Purpose: We conducted a phase II study evaluating safety and efficacy of combination gemcitabine and capecitabine therapy for metastatic breast cancer patients following anthracycline and taxane treatment in Korea.
Methods: This was a single-arm, non-randomized phase II study. Patients received 1,000 mg/m(2) gemcitabine intravenously over 30 min on days 1 and 8, and 1,250 mg/m(2) capecitabine orally twice daily on days 1-14 until disease progression or intolerable toxicity occurred. This regimen was repeated every 3 weeks. The primary outcome assessed was overall response rate [ORR, complete response (CR) + partial response (PR) as the best response], and secondary outcomes were progression-free survival (PFS), overall survival (OS), disease control rate (DCR) [maintenance of CR + PR + stable disease (SD) for at least 3 months], drug toxicity, and predictive factors for response to this regimen.

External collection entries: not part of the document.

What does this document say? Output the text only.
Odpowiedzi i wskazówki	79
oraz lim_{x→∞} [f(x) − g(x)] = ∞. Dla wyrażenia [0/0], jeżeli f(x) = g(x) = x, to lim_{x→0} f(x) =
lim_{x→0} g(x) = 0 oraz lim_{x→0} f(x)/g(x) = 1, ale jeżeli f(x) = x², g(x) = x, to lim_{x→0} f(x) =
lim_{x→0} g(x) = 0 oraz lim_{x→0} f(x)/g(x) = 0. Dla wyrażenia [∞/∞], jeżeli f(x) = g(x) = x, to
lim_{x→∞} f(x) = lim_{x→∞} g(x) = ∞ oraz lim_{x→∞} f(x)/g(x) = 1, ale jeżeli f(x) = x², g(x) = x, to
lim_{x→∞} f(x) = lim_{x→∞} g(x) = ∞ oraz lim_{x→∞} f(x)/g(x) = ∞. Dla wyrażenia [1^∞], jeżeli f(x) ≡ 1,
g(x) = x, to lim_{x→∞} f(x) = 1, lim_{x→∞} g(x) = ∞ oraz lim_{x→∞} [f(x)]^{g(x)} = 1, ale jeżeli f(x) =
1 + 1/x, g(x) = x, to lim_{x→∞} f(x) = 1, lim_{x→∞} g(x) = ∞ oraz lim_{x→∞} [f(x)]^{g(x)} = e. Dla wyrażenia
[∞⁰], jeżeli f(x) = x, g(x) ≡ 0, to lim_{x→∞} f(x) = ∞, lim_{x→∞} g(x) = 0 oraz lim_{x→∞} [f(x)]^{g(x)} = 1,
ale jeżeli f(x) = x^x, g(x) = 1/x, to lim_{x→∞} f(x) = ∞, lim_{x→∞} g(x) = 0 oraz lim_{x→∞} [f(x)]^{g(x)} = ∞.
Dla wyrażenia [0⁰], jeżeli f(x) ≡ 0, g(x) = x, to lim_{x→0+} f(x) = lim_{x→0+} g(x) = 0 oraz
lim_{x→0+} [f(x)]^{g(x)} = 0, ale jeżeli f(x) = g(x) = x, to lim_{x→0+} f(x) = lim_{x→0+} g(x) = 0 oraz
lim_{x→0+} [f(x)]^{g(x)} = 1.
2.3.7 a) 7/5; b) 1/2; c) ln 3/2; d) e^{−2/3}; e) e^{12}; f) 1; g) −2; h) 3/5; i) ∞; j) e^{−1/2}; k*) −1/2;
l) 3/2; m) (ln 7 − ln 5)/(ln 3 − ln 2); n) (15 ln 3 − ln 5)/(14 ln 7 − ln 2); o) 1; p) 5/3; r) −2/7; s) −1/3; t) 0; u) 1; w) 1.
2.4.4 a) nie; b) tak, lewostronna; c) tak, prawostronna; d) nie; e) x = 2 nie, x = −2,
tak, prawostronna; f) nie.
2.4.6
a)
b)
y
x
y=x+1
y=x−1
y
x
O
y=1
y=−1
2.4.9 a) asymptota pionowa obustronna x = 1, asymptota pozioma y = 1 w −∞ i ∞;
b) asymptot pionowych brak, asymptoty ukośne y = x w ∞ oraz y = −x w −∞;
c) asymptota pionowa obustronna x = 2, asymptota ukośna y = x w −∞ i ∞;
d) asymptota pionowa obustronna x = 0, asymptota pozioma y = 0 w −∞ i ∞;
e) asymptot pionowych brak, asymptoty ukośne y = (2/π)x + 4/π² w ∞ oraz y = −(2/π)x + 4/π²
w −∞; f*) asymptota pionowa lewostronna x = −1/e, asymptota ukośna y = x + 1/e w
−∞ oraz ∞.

Results: Of 41 patients, the ORR was 39.0% (CR 0%; PR 39.0%), and DCR was 78.0% using this chemotherapy. DCR for 6 and 12 months was 68.3 and 26.8%, respectively. Median PFS was 10.0 months [95% confidence interval (CI) 7.8-12.1], and median OS was 25.1 months (95% CI 18.2-32.1). Prominent toxicities were neutropenia and hand-foot syndrome. Most adverse events were well known, relatively moderate, and reversible. Taxane sensitivity [odds ratio (OR) 0.169; 95% CI 0.034-0.826; P = 0.028] and hepatic metastasis (OR 0.097; 95% CI 0.017-0.559; P = 0.009) were significantly predictive of response to gemcitabine and capecitabine combination.
Conclusions: This study showed reproducible anticancer activity and tolerable toxicity of gemcitabine and capecitabine combination therapy in recurrent or metastatic Korean breast cancer patients previously treated with anthracycline and taxane.